Here is a list of six common, and completely avoidable, mistakes that many people make.
- Not dedicating a budget to communications -- You need to determine how much money you have to spend and what various communication components will cost for the entire year so you don’t run out of funds. You don’t want that really cool, high-tech January video to eat up your entire budget for the year and leave you with no money for monthly posters or a regular newsletter.
- Not repurposing your content in multiple ways to reach as many people as possible – People often need to see and hear a message repeated in various media multiple times for the message to stick and cause individuals to take action. You can take one “article” and use it is several ways – social-media posts, posters, postcards, emails, etc.
- Not branding your utility or city with a logo – You should want your community to recognize anything you do as being part of your utility or city. To make sure that happens, give your city or utility its own identity with a unique look/logo. Then, prominently display the name and logo on everything you do.

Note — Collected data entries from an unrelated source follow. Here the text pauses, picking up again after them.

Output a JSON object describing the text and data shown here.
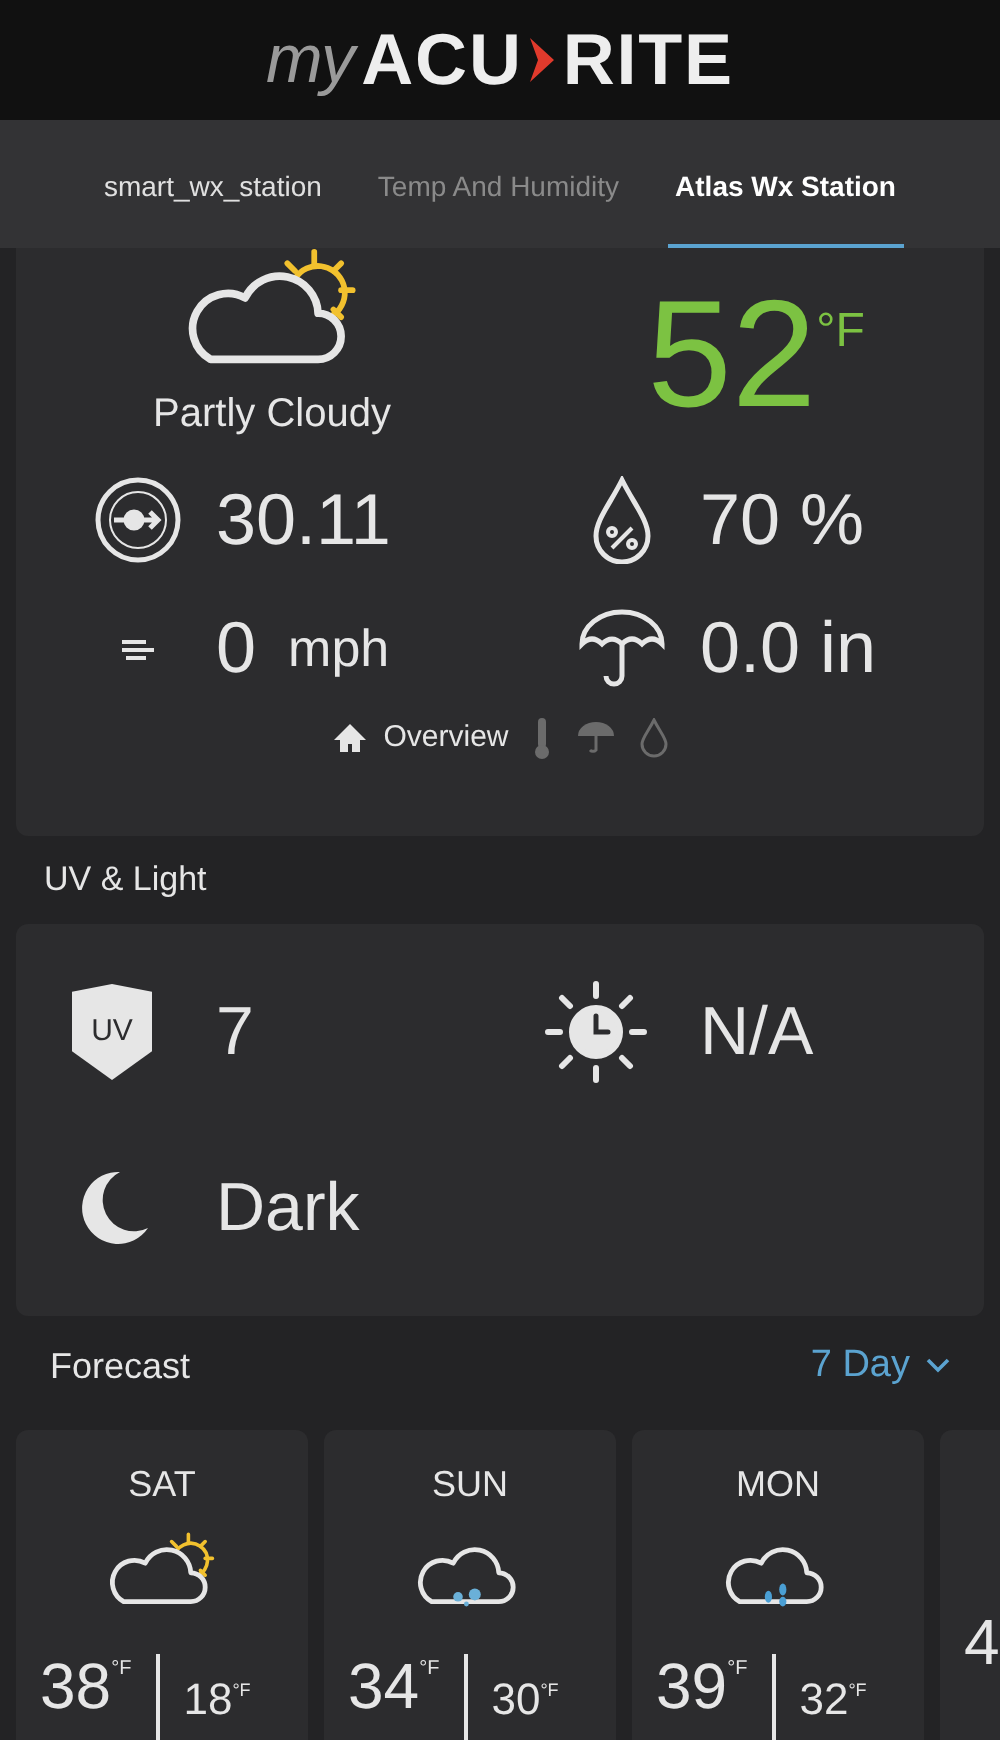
{
  "logo": {
    "prefix": "my",
    "left": "ACU",
    "right": "RITE"
  },
  "tabs": [
    {
      "label": "smart_wx_station",
      "selected": false,
      "dim": false
    },
    {
      "label": "Temp And Humidity",
      "selected": false,
      "dim": true
    },
    {
      "label": "Atlas Wx Station",
      "selected": true,
      "dim": false
    }
  ],
  "current": {
    "condition": "Partly Cloudy",
    "temperature": "52",
    "temperature_unit": "°F",
    "stats": [
      {
        "kind": "pressure",
        "value": "30.11"
      },
      {
        "kind": "humidity",
        "value": "70 %"
      },
      {
        "kind": "wind",
        "value": "0",
        "unit": "mph"
      },
      {
        "kind": "rain",
        "value": "0.0 in"
      }
    ],
    "pager": [
      {
        "kind": "overview",
        "label": "Overview",
        "selected": true
      },
      {
        "kind": "thermometer",
        "selected": false
      },
      {
        "kind": "umbrella",
        "selected": false
      },
      {
        "kind": "drop",
        "selected": false
      }
    ]
  },
  "uv_light": {
    "title": "UV & Light",
    "items": [
      {
        "kind": "uv",
        "badge": "UV",
        "value": "7"
      },
      {
        "kind": "sun-clock",
        "value": "N/A"
      },
      {
        "kind": "moon",
        "value": "Dark"
      }
    ]
  },
  "forecast": {
    "title": "Forecast",
    "range": "7 Day",
    "days": [
      {
        "day": "SAT",
        "kind": "partly-cloudy",
        "high": "38",
        "high_unit": "°F",
        "low": "18",
        "low_unit": "°F"
      },
      {
        "day": "SUN",
        "kind": "snow",
        "high": "34",
        "high_unit": "°F",
        "low": "30",
        "low_unit": "°F"
      },
      {
        "day": "MON",
        "kind": "rain",
        "high": "39",
        "high_unit": "°F",
        "low": "32",
        "low_unit": "°F"
      },
      {
        "high": "4"
      }
    ]
  }
}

- Inconsistent schedule – The “hit and miss” method rarely works. People need information on a consistent basis. Determine how often you’ll distribute content and in what formats.

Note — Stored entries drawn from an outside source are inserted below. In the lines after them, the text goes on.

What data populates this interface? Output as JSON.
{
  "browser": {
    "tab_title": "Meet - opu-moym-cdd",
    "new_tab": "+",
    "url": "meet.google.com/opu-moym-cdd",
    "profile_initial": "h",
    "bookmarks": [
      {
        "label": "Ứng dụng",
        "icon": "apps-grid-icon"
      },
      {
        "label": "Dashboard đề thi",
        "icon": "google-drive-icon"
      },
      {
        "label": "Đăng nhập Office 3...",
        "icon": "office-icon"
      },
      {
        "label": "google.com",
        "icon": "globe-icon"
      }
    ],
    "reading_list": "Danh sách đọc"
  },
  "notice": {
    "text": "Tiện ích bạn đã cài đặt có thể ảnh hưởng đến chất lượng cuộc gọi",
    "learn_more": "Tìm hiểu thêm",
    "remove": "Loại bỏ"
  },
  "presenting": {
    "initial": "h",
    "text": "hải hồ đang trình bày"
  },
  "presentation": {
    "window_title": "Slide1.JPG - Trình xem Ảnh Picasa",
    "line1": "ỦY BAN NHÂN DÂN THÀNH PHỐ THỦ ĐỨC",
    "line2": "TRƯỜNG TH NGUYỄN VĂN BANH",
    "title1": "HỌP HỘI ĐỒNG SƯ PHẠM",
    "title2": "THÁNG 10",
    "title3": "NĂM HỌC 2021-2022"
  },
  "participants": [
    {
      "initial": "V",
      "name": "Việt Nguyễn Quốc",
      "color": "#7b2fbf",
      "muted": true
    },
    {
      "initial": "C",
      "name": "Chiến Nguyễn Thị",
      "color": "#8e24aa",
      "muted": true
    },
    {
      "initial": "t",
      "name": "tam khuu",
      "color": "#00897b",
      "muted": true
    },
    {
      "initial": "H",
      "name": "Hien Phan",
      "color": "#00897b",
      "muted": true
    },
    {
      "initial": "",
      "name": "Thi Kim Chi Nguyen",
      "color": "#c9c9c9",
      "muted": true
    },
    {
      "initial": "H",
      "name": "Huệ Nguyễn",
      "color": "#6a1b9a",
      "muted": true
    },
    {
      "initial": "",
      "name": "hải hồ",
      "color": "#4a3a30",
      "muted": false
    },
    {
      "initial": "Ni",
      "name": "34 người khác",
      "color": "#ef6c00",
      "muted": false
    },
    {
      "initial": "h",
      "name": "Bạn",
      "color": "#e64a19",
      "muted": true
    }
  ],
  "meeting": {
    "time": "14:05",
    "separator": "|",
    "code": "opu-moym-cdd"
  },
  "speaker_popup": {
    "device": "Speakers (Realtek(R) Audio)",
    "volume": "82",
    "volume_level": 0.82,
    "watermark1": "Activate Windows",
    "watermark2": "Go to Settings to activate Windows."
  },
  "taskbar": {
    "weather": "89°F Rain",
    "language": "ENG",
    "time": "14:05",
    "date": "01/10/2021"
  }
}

- Not connecting print and Web – Paper and electronic communications are not mutually exclusive. It’s quite the opposite; the two types of media can and should work together. Include Website addresses and Quick Response (QR) Codes on posters and flyers to direct people to more information online. Use email to send out tip sheets or small posters that people can print and post.
- Not using free resources – There is a ton of credible content out there – if you just look for it. Local, state, and national non-profit organizations and government agencies offer tip sheets, infographics, videos, and more. Most of the time, you can find this content on the Websites of these organizations and agencies.
Don’t make these six communication slip-ups. Take time to map out what you’ll cover, when, how, and with what resources; and your communication efforts will be effective with less effort.